Last year another Border Patrol agent was exonerated after shooting a teenage boy through the border fence 10 times from behind. The boy was walking on a sidewalk in Mexico and died that night. Recently, four humanitarian-aid volunteers were convicted for leaving water out on trails where migrants regularly die of thirst. That moral contradiction—the exoneration of murder and the criminalization of humanitarian aid—cannot be explained by law. Only by the logic of the border does such a deadly injustice make any sense.

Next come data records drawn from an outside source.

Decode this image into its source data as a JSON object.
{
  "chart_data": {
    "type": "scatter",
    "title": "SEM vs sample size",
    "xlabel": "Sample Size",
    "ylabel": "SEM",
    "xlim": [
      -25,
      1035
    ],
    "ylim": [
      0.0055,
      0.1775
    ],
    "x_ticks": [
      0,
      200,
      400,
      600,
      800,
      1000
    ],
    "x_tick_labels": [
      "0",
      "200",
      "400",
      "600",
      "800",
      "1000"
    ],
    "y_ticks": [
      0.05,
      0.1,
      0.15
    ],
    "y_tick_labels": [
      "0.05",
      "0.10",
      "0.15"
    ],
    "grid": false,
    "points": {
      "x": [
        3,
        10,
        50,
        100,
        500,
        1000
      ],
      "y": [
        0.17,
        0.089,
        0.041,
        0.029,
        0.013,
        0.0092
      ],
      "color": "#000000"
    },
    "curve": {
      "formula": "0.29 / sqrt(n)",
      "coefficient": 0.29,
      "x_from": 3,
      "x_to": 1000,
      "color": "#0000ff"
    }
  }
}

I absolutely do not find taking water from a 4-year old or a 40 year old "blatant cruelty" at all. As a law enforcement official, I'm pretty sure that the water was not provided by the Border Patrol agent and therefore a potential threat to the child and to the agent. I feel equally certain that water - known by the agent to be clean, good, healthy water - was provided to the 4 year-old.
Volunteers leaving water out on trails are aiding and abetting people performing an illegal act and
should be prosecuted and - if guilty of the act - convicted and punished for aiding and abetting illegal behavior. There is little if any difference from this and providing a get-away vehicle for a bank robber, or housing an escaped convict.
That's not lack of empathy, that's reality. I am personally very empathetic to these folks, and believe they should come to our embassies or consulates within their home countries and ask for asylum. If they deserve it, they should get it. If not:
…[W]henever any Form of Government becomes destructive of these ends, it is the Right of the People to alter or to abolish it, and to institute new Government, laying its foundation on such principles and organizing its powers in such form, as to them shall seem most likely to effect their Safety and Happiness. Prudence, indeed, will dictate that Governments long established should not be changed for light and transient causes; and accordingly all experience hath shewn, that mankind are more disposed to suffer, while evils are sufferable, than to right themselves by abolishing the forms to which they are accustomed. But when a long train of abuses and usurpations, pursuing invariably the same Object evinces a design to reduce them under absolute Despotism, it is their right, it is their duty, to throw off such Government, and to provide new Guards for their future security.
I urge these people who do not qualify for asylum to do the same thing our forefathers did.